Eva Kavian signe ici encore un roman sur et pour l'adolescence, cet âge où l'on est si fragile et si dur à la fois, où l'on part dans des délires et où l'on a envie de tout confier, où certains sont capables de méchancetés terribles et où d'autres, en vain, tendent les bras.
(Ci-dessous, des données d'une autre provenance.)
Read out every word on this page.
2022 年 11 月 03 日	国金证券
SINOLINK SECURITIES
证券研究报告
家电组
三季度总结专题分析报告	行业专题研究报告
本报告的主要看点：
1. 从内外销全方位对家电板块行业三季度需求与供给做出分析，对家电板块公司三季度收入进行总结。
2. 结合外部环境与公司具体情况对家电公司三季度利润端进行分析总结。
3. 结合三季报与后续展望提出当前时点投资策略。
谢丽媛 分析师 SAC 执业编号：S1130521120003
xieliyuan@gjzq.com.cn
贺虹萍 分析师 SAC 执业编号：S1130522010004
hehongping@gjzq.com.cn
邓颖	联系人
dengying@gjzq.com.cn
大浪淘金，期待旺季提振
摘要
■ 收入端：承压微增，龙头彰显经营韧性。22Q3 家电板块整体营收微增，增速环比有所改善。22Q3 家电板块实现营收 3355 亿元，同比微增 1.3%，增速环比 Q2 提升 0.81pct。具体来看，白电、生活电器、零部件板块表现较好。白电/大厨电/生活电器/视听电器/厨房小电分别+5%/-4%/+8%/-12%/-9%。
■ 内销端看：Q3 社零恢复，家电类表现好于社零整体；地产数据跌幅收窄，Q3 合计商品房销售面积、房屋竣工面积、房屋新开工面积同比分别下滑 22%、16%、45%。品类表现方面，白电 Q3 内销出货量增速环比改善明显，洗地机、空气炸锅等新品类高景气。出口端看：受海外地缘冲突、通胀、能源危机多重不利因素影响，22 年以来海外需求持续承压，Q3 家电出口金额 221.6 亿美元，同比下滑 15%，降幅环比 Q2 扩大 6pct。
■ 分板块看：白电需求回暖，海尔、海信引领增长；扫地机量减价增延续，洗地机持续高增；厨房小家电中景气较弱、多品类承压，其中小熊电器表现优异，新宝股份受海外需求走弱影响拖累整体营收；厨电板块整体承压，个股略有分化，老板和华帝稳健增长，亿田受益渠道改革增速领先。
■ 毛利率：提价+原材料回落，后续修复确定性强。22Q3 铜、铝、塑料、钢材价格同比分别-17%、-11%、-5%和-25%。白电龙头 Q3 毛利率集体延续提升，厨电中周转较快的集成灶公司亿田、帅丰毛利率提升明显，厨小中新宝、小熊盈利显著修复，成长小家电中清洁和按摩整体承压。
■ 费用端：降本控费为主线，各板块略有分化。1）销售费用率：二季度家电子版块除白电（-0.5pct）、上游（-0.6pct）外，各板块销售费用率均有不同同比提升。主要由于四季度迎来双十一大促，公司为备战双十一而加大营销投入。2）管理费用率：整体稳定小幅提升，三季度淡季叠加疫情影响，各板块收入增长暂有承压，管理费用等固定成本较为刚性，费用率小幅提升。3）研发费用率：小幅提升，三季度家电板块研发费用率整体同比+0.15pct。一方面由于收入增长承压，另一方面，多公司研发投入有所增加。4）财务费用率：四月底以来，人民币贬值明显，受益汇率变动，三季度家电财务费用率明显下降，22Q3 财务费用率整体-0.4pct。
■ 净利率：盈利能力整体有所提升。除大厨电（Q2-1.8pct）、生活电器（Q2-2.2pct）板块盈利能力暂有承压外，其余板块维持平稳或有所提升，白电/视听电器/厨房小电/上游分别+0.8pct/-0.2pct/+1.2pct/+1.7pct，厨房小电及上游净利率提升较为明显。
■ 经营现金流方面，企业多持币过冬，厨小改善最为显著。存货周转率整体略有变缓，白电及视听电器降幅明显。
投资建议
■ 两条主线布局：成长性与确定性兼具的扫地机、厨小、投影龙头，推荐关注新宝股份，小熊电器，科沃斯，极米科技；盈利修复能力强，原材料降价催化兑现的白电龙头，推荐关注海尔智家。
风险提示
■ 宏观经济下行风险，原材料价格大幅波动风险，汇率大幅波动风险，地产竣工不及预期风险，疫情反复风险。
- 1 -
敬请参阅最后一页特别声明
Le point de vue de Sophie est évidemment beaucoup plus grave que celui de Gauthier, et les chapitres alternés nous font basculer de l'enthousiasme romain à la désespérance, de la légèreté à la mise en question de soi-même. L'exclusion à l'école, c'est du harcèlement, oui ! En tant que prof, je sais ce que c'est...Et c'est très difficile pour nous, adultes, d'agir sans blesser, sans en faire trop. Ce roman est le point de départ d'une réflexion indispensable afin que chaque adolescent puisse se dire que oui,
tout va bien.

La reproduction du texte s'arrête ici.